Hello everyone!
I know this topic is a little bit far from usual competitive programming, but I was wondering if anyone here could help me in understanding this little concept.
I've been into machine learning lately, and I was wondering about the difference between a "Learning Function" and "Polynomial Interpolation". Consider a dataset where we have a set of points (x0, x1, ..., xn)
and their corresponding images (y0, y1, ..., yn)
. Now if we want to have a neural network that learns the function f(x) = y
, isn't that the same as constructing an interpolating polynomial that fits the points? Or is there a hidden difference between the two concepts?
The main reason for using a neural network is that they are so powerful in classifying points using a non linear boundary and we don't have to find the right set of polynomial that works . The whole training algorithm takes care on it's own.
You are correct in saying that we can use polynomial interpolation to fit the points but finding the right degree becomes cumbersome and as the degree increases the number of features also grows very fast. Suppose you have n features and you try to approximate with a d degree polynomial. Then the total number of polynomial features is the number of ways you can have x1p1..xnpn such that p1 + p2... pn = d.
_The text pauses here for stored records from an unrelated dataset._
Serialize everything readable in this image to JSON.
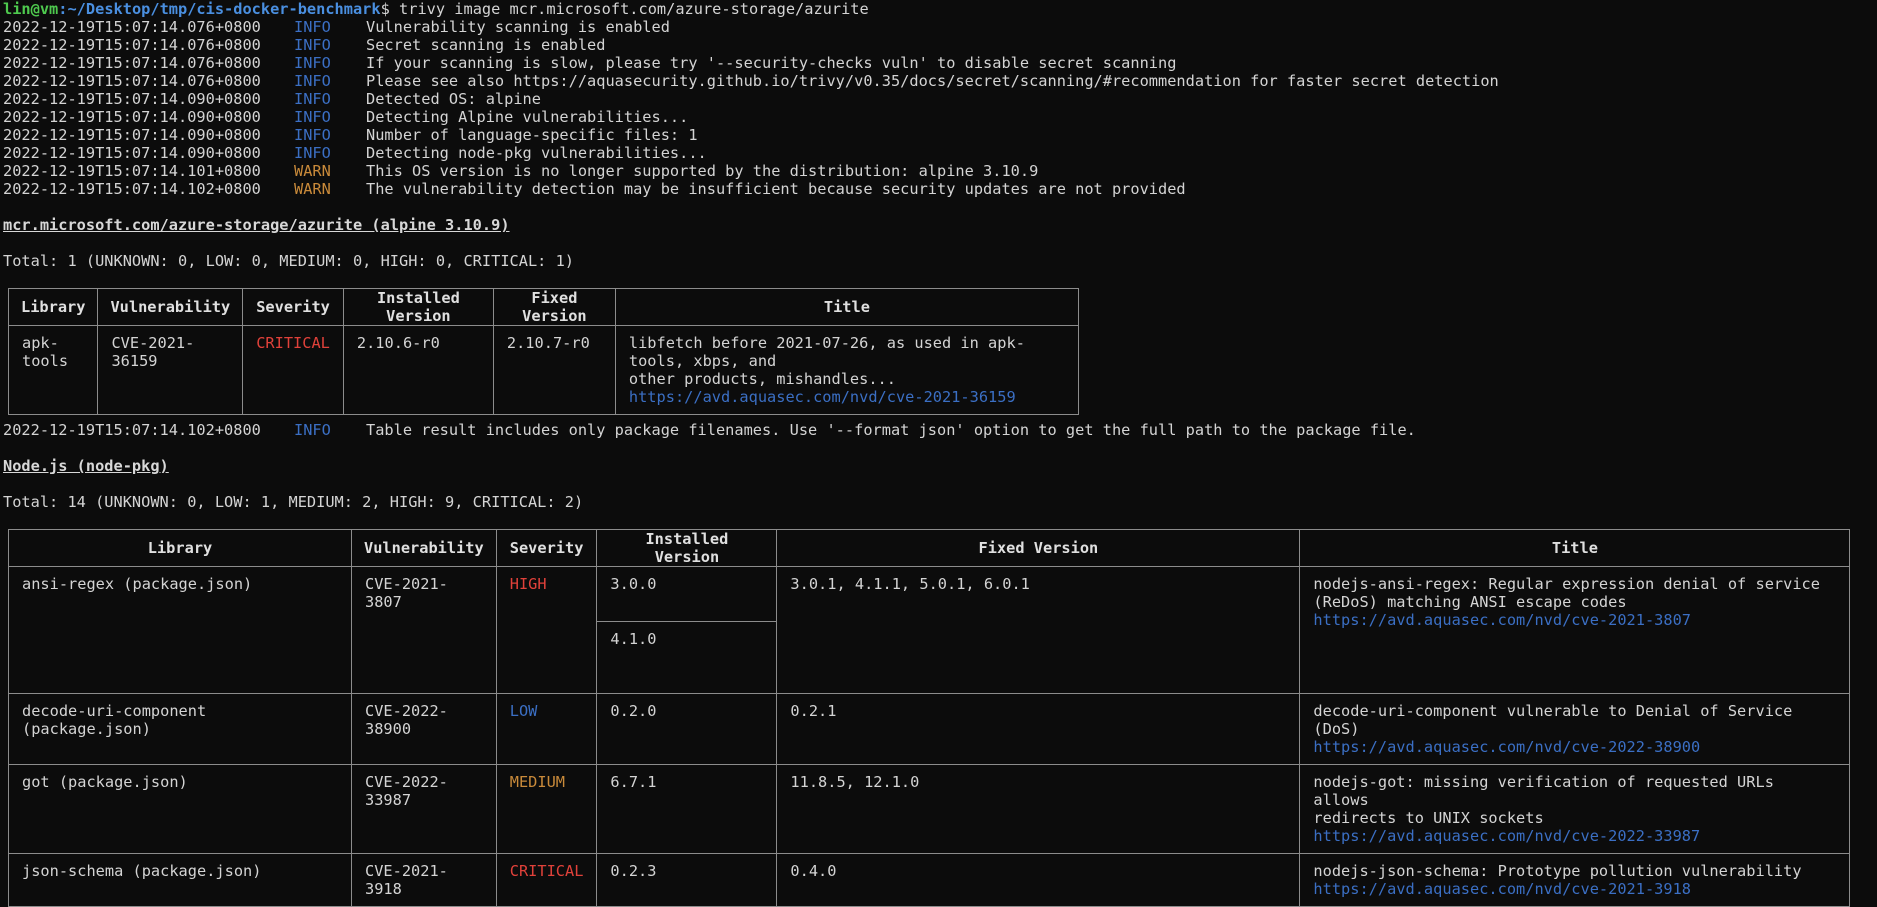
{
  "prompt": {
    "user_host": "lin@vm",
    "path": ":~/Desktop/tmp/cis-docker-benchmark",
    "dollar": "$",
    "command": " trivy image mcr.microsoft.com/azure-storage/azurite"
  },
  "log_lines": [
    {
      "ts": "2022-12-19T15:07:14.076+0800",
      "level": "INFO",
      "msg": "Vulnerability scanning is enabled"
    },
    {
      "ts": "2022-12-19T15:07:14.076+0800",
      "level": "INFO",
      "msg": "Secret scanning is enabled"
    },
    {
      "ts": "2022-12-19T15:07:14.076+0800",
      "level": "INFO",
      "msg": "If your scanning is slow, please try '--security-checks vuln' to disable secret scanning"
    },
    {
      "ts": "2022-12-19T15:07:14.076+0800",
      "level": "INFO",
      "msg": "Please see also https://aquasecurity.github.io/trivy/v0.35/docs/secret/scanning/#recommendation for faster secret detection"
    },
    {
      "ts": "2022-12-19T15:07:14.090+0800",
      "level": "INFO",
      "msg": "Detected OS: alpine"
    },
    {
      "ts": "2022-12-19T15:07:14.090+0800",
      "level": "INFO",
      "msg": "Detecting Alpine vulnerabilities..."
    },
    {
      "ts": "2022-12-19T15:07:14.090+0800",
      "level": "INFO",
      "msg": "Number of language-specific files: 1"
    },
    {
      "ts": "2022-12-19T15:07:14.090+0800",
      "level": "INFO",
      "msg": "Detecting node-pkg vulnerabilities..."
    },
    {
      "ts": "2022-12-19T15:07:14.101+0800",
      "level": "WARN",
      "msg": "This OS version is no longer supported by the distribution: alpine 3.10.9"
    },
    {
      "ts": "2022-12-19T15:07:14.102+0800",
      "level": "WARN",
      "msg": "The vulnerability detection may be insufficient because security updates are not provided"
    }
  ],
  "section1": {
    "heading": "mcr.microsoft.com/azure-storage/azurite (alpine 3.10.9)",
    "total": "Total: 1 (UNKNOWN: 0, LOW: 0, MEDIUM: 0, HIGH: 0, CRITICAL: 1)",
    "headers": [
      "Library",
      "Vulnerability",
      "Severity",
      "Installed Version",
      "Fixed Version",
      "Title"
    ],
    "row": {
      "library": "apk-tools",
      "vuln": "CVE-2021-36159",
      "severity": "CRITICAL",
      "installed": "2.10.6-r0",
      "fixed": "2.10.7-r0",
      "title1": "libfetch before 2021-07-26, as used in apk-tools, xbps, and",
      "title2": "other products, mishandles...",
      "link": "https://avd.aquasec.com/nvd/cve-2021-36159"
    }
  },
  "info_line": {
    "ts": "2022-12-19T15:07:14.102+0800",
    "level": "INFO",
    "msg": "Table result includes only package filenames. Use '--format json' option to get the full path to the package file."
  },
  "section2": {
    "heading": "Node.js (node-pkg)",
    "total": "Total: 14 (UNKNOWN: 0, LOW: 1, MEDIUM: 2, HIGH: 9, CRITICAL: 2)",
    "headers": [
      "Library",
      "Vulnerability",
      "Severity",
      "Installed Version",
      "Fixed Version",
      "Title"
    ],
    "rows": [
      {
        "library": "ansi-regex (package.json)",
        "vuln": "CVE-2021-3807",
        "severity": "HIGH",
        "installed": "3.0.0",
        "installed2": "4.1.0",
        "fixed": "3.0.1, 4.1.1, 5.0.1, 6.0.1",
        "title1": "nodejs-ansi-regex: Regular expression denial of service",
        "title2": "(ReDoS) matching ANSI escape codes",
        "link": "https://avd.aquasec.com/nvd/cve-2021-3807"
      },
      {
        "library": "decode-uri-component (package.json)",
        "vuln": "CVE-2022-38900",
        "severity": "LOW",
        "installed": "0.2.0",
        "fixed": "0.2.1",
        "title1": "decode-uri-component vulnerable to Denial of Service (DoS)",
        "link": "https://avd.aquasec.com/nvd/cve-2022-38900"
      },
      {
        "library": "got (package.json)",
        "vuln": "CVE-2022-33987",
        "severity": "MEDIUM",
        "installed": "6.7.1",
        "fixed": "11.8.5, 12.1.0",
        "title1": "nodejs-got: missing verification of requested URLs allows",
        "title2": "redirects to UNIX sockets",
        "link": "https://avd.aquasec.com/nvd/cve-2022-33987"
      },
      {
        "library": "json-schema (package.json)",
        "vuln": "CVE-2021-3918",
        "severity": "CRITICAL",
        "installed": "0.2.3",
        "fixed": "0.4.0",
        "title1": "nodejs-json-schema: Prototype pollution vulnerability",
        "link": "https://avd.aquasec.com/nvd/cve-2021-3918"
      }
    ]
  }
}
This is mitigated by the use of neural networks
I don't think polynomial interpolation is the right word though, I am not sure what op meant, but polynomial interpolation means you have to fit the curve exactly with 0 errors. I think what u meant here is polynomial curve fitting.
Yeah , I don't think polynomial interpolation can be used directly . It will cause serious over-fitting.
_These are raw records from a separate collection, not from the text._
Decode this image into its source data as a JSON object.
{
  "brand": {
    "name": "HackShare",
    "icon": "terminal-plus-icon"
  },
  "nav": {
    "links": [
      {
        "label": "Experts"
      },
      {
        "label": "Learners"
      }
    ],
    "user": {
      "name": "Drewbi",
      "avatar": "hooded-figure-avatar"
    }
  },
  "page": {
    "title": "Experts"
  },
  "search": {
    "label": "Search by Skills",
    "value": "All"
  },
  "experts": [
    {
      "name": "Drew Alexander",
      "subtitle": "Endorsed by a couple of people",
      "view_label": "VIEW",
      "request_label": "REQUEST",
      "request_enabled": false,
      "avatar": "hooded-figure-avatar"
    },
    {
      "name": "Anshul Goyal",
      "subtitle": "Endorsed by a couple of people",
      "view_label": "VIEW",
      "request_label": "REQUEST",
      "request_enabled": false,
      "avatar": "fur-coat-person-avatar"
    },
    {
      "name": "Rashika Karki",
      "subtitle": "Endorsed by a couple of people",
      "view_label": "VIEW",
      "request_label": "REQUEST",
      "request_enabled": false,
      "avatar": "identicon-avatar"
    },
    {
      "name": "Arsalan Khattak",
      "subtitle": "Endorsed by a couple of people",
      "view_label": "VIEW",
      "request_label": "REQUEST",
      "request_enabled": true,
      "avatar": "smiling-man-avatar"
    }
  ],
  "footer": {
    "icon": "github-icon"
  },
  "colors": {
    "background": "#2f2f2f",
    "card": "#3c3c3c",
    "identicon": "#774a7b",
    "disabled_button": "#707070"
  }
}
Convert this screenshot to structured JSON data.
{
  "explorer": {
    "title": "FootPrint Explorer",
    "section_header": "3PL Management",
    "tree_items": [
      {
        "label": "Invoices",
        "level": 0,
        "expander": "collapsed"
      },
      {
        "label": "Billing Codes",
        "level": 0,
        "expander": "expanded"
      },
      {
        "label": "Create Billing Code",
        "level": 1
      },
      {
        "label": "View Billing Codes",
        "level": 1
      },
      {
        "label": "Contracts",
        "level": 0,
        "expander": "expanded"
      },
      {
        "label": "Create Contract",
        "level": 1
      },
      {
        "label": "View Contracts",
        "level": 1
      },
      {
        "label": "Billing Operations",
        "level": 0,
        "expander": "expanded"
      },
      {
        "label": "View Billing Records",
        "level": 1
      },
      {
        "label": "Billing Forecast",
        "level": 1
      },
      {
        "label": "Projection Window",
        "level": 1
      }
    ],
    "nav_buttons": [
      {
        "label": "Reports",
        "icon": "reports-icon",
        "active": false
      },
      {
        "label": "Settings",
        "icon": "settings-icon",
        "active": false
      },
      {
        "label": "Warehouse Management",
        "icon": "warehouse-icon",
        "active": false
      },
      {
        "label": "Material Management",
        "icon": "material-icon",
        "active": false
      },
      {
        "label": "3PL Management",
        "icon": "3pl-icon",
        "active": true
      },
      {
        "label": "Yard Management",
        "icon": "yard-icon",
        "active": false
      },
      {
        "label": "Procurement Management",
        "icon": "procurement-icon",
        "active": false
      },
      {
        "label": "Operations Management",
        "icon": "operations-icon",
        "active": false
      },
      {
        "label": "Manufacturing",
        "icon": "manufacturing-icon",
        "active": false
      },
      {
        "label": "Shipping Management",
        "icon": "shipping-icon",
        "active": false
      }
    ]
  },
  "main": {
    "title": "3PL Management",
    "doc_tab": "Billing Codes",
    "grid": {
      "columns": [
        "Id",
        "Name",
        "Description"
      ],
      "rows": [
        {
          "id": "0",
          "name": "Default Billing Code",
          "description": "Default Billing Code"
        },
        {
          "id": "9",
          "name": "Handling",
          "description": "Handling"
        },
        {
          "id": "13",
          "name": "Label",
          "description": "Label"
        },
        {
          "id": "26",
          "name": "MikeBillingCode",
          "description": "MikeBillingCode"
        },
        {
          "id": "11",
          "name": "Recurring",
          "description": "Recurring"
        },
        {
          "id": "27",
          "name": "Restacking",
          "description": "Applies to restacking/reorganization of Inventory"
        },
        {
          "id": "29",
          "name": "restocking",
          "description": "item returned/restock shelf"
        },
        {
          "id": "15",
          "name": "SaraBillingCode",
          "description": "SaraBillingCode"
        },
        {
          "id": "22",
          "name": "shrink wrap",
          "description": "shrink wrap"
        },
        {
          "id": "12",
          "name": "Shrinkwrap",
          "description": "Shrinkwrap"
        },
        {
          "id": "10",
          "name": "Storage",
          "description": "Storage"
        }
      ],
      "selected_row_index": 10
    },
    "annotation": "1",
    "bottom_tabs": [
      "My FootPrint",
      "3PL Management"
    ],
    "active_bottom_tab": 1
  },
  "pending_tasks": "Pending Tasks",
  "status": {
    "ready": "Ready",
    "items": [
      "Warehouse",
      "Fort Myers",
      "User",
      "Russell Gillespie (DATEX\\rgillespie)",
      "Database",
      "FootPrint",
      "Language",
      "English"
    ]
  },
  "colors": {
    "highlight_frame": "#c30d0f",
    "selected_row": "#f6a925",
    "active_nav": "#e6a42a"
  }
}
yeah, I am just pointing out so op wont be confused by the term :)
Thank you so much that was really helpful!
One more question though (Sorry ;P) ... So Neural Networks are actually constructing a function that fits the data? We just don't know the degree and it does that automatically?
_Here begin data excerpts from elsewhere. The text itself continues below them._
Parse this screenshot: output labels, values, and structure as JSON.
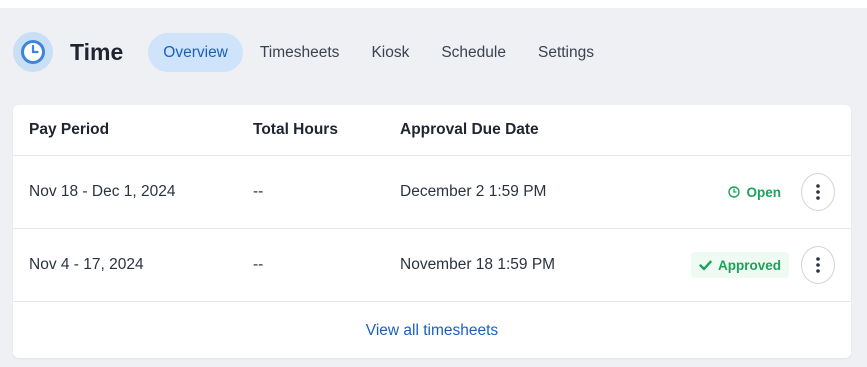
{
  "app": {
    "title": "Time",
    "icon": "clock-icon"
  },
  "tabs": [
    {
      "label": "Overview",
      "active": true
    },
    {
      "label": "Timesheets",
      "active": false
    },
    {
      "label": "Kiosk",
      "active": false
    },
    {
      "label": "Schedule",
      "active": false
    },
    {
      "label": "Settings",
      "active": false
    }
  ],
  "table": {
    "headers": {
      "pay_period": "Pay Period",
      "total_hours": "Total Hours",
      "due_date": "Approval Due Date"
    },
    "rows": [
      {
        "pay_period": "Nov 18 - Dec 1, 2024",
        "total_hours": "--",
        "due_date": "December 2 1:59 PM",
        "status": "Open",
        "status_icon": "clock-icon"
      },
      {
        "pay_period": "Nov 4 - 17, 2024",
        "total_hours": "--",
        "due_date": "November 18 1:59 PM",
        "status": "Approved",
        "status_icon": "check-icon"
      }
    ]
  },
  "footer": {
    "view_all": "View all timesheets"
  },
  "colors": {
    "accent": "#1a5fbf",
    "success": "#1ca25a",
    "background": "#eef0f4"
  }
}
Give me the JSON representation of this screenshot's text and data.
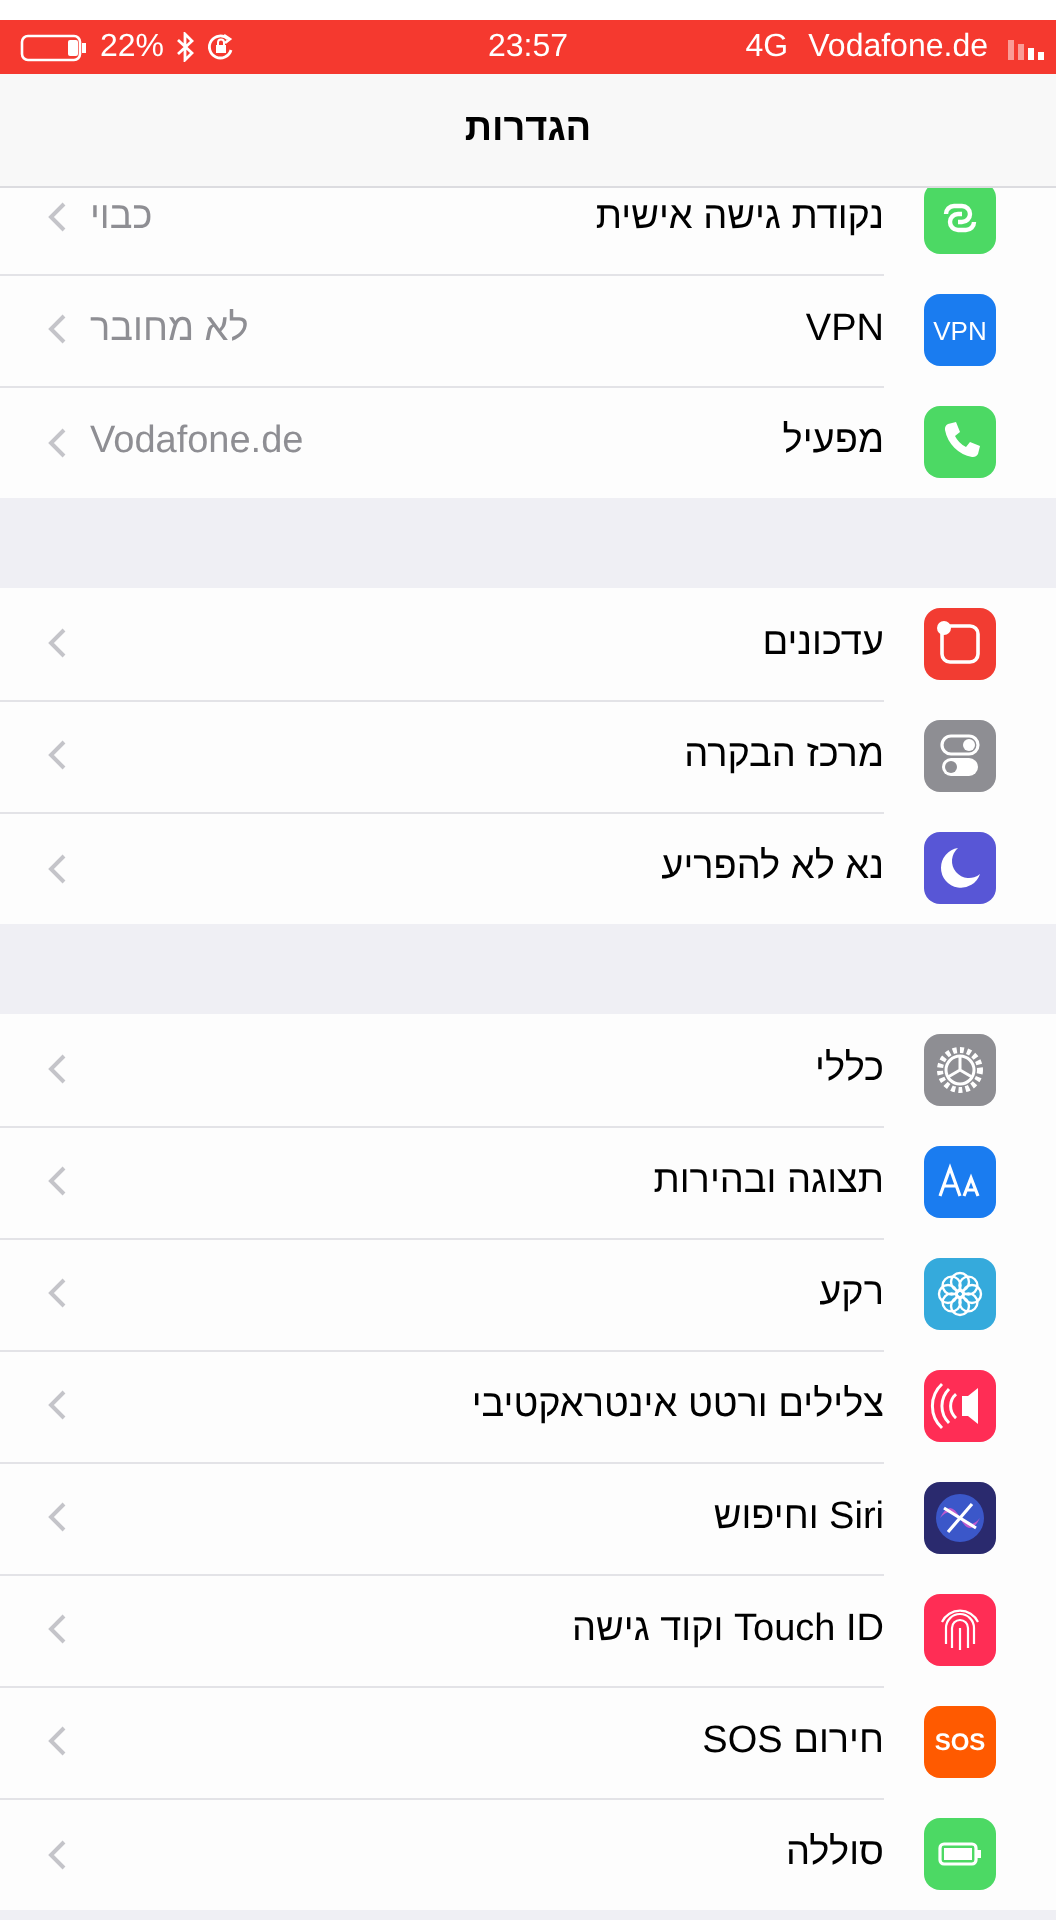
{
  "status_bar": {
    "battery": "22%",
    "time": "23:57",
    "network": "4G",
    "carrier": "Vodafone.de"
  },
  "nav": {
    "title": "הגדרות"
  },
  "groups": [
    {
      "rows": [
        {
          "kind": "hotspot",
          "label": "נקודת גישה אישית",
          "value": "כבוי"
        },
        {
          "kind": "vpn",
          "icon_text": "VPN",
          "label": "VPN",
          "value": "לא מחובר"
        },
        {
          "kind": "phone",
          "label": "מפעיל",
          "value": "Vodafone.de"
        }
      ]
    },
    {
      "rows": [
        {
          "kind": "notifications",
          "label": "עדכונים"
        },
        {
          "kind": "control",
          "label": "מרכז הבקרה"
        },
        {
          "kind": "moon",
          "label": "נא לא להפריע"
        }
      ]
    },
    {
      "rows": [
        {
          "kind": "gear",
          "label": "כללי"
        },
        {
          "kind": "display",
          "label": "תצוגה ובהירות"
        },
        {
          "kind": "flower",
          "label": "רקע"
        },
        {
          "kind": "sounds",
          "label": "צלילים ורטט אינטראקטיבי"
        },
        {
          "kind": "siri",
          "label": "Siri וחיפוש"
        },
        {
          "kind": "fingerprint",
          "label": "Touch ID וקוד גישה"
        },
        {
          "kind": "sos",
          "icon_text": "SOS",
          "label": "חירום SOS"
        },
        {
          "kind": "battery",
          "label": "סוללה"
        }
      ]
    }
  ]
}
What about "extrapolation" vs "generalization"? What is the difference between the two terms?
Edit: I just read that extrapolation is actually curve fitting.
So Neural Networks are actually constructing a function that fits the data? We just don't know the degree and it does that automatically?
Yes, the goal of neural networks is to find a function that fits the data best(in terms of lowest error defined by us). It is mostly not polynomial as there are activation function such as tanh, relu or sigmoid, and it usually is really messy to write it as a function(assuming your neural net is quite deep). Yes, it does it automatically by finding the lowest error with algorithms such as gradient descent.
Using polynomial interpolation would be overfitting in most of the machine learning problems.